Por favor si alguien tiene las normas para poder hacer una placa para bus PCI, o ha hecho proyectos para bus PCI le agradeceria la respuesta.


----------



## lalosoft (Mar 24, 2006)

La respuesta a tu pregunta tiene varias etapas.

1.-El desarrollo para PCI es un mundo cerrado y beneficio de las fabricas de hardware.

2.-Los royaltys de PCI.org son impagables para un particular USD$1500 y mas.

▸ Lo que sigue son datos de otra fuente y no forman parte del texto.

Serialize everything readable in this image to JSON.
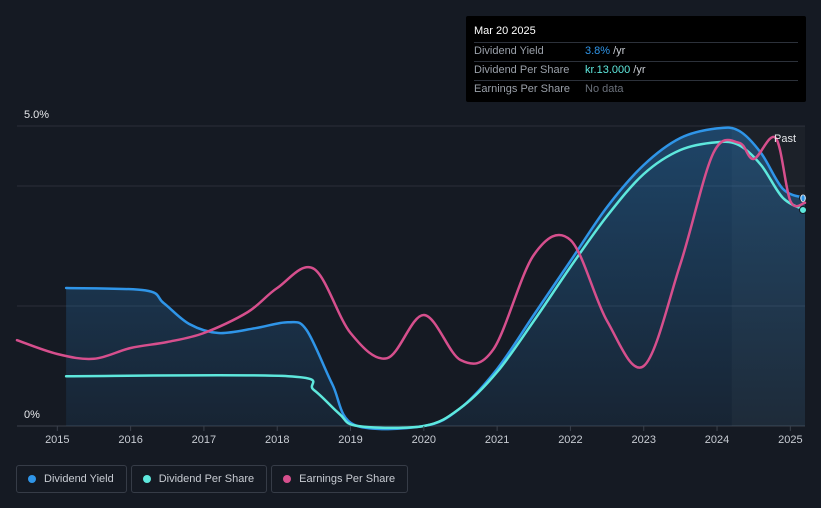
{
  "tooltip": {
    "date": "Mar 20 2025",
    "rows": [
      {
        "label": "Dividend Yield",
        "value": "3.8%",
        "unit": "/yr"
      },
      {
        "label": "Dividend Per Share",
        "value": "kr.13.000",
        "unit": "/yr"
      },
      {
        "label": "Earnings Per Share",
        "value": "No data",
        "unit": ""
      }
    ]
  },
  "past_label": "Past",
  "edge_marker": "0",
  "legend": [
    {
      "label": "Dividend Yield",
      "color": "#2f95e8"
    },
    {
      "label": "Dividend Per Share",
      "color": "#5ee8dd"
    },
    {
      "label": "Earnings Per Share",
      "color": "#d64f8d"
    }
  ],
  "chart_data": {
    "type": "line",
    "title": "",
    "xlabel": "",
    "ylabel": "",
    "x_ticks": [
      "2015",
      "2016",
      "2017",
      "2018",
      "2019",
      "2020",
      "2021",
      "2022",
      "2023",
      "2024",
      "2025"
    ],
    "y_ticks": [
      "0%",
      "5.0%"
    ],
    "ylim": [
      0,
      5.0
    ],
    "xlim": [
      2014.45,
      2025.2
    ],
    "grid": true,
    "legend_position": "bottom-left",
    "series": [
      {
        "name": "Dividend Yield",
        "color": "#2f95e8",
        "filled": true,
        "points": [
          [
            2015.12,
            2.3
          ],
          [
            2016.2,
            2.26
          ],
          [
            2016.45,
            2.05
          ],
          [
            2016.8,
            1.7
          ],
          [
            2017.2,
            1.55
          ],
          [
            2017.7,
            1.63
          ],
          [
            2018.15,
            1.73
          ],
          [
            2018.4,
            1.6
          ],
          [
            2018.75,
            0.7
          ],
          [
            2019.05,
            0.02
          ],
          [
            2020.0,
            0.0
          ],
          [
            2020.5,
            0.3
          ],
          [
            2021.0,
            0.95
          ],
          [
            2021.5,
            1.85
          ],
          [
            2022.0,
            2.75
          ],
          [
            2022.5,
            3.65
          ],
          [
            2023.0,
            4.35
          ],
          [
            2023.5,
            4.8
          ],
          [
            2024.0,
            4.96
          ],
          [
            2024.3,
            4.92
          ],
          [
            2024.6,
            4.55
          ],
          [
            2024.9,
            3.95
          ],
          [
            2025.2,
            3.8
          ]
        ]
      },
      {
        "name": "Dividend Per Share",
        "color": "#5ee8dd",
        "filled": false,
        "points": [
          [
            2015.12,
            0.83
          ],
          [
            2018.15,
            0.83
          ],
          [
            2018.5,
            0.6
          ],
          [
            2018.85,
            0.2
          ],
          [
            2019.1,
            0.0
          ],
          [
            2020.0,
            0.0
          ],
          [
            2020.5,
            0.3
          ],
          [
            2021.0,
            0.9
          ],
          [
            2021.5,
            1.75
          ],
          [
            2022.0,
            2.65
          ],
          [
            2022.5,
            3.5
          ],
          [
            2023.0,
            4.2
          ],
          [
            2023.5,
            4.6
          ],
          [
            2024.0,
            4.73
          ],
          [
            2024.3,
            4.68
          ],
          [
            2024.6,
            4.35
          ],
          [
            2024.9,
            3.8
          ],
          [
            2025.2,
            3.6
          ]
        ]
      },
      {
        "name": "Earnings Per Share",
        "color": "#d64f8d",
        "filled": false,
        "points": [
          [
            2014.45,
            1.43
          ],
          [
            2015.0,
            1.2
          ],
          [
            2015.5,
            1.12
          ],
          [
            2016.0,
            1.3
          ],
          [
            2016.5,
            1.4
          ],
          [
            2017.0,
            1.55
          ],
          [
            2017.6,
            1.9
          ],
          [
            2018.0,
            2.3
          ],
          [
            2018.5,
            2.62
          ],
          [
            2019.0,
            1.55
          ],
          [
            2019.5,
            1.13
          ],
          [
            2020.0,
            1.85
          ],
          [
            2020.5,
            1.1
          ],
          [
            2020.95,
            1.28
          ],
          [
            2021.5,
            2.85
          ],
          [
            2022.0,
            3.1
          ],
          [
            2022.5,
            1.75
          ],
          [
            2023.0,
            1.0
          ],
          [
            2023.5,
            2.7
          ],
          [
            2023.95,
            4.55
          ],
          [
            2024.3,
            4.72
          ],
          [
            2024.5,
            4.45
          ],
          [
            2024.8,
            4.8
          ],
          [
            2025.0,
            3.75
          ],
          [
            2025.2,
            3.72
          ]
        ]
      }
    ]
  }
}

2.-Lo poco  que se puede conserguir gratis (todo lo de PCI para hacer algo util tiene precio y no es barato) en la web algo ayuda.

Algunos links gratis:

http://en.wikipedia.org/wiki/Peripheral_Component_Interconnect#Conventional_PCI_bus_specifications

http://www.google.cl/search?hl=es&q="PCI+Specification"&spell=1 (copia y pega para que funcione)

Mi experiencia fue un verdadero parto de tiempo y dinero.

1.-Eligi a ALTERA para los chips (compre un sistema de desarrollo PCI)
2.-Literatura especifica la encontre en libros comprados en Amazon.
3.-La placa la realise con Plotel 99 Se ,que trae las librerias para PCI.
5.-Para los driver del PC use el SDK de microsoft.

Al final sali con mi placa PCI y esta actualmente  en fabricacion en Taiwan son solo 150 ya que se utilisaran en un proyecto industrial.

Aqui Fotos de algunas herramientas que utilise.








Suerte


----------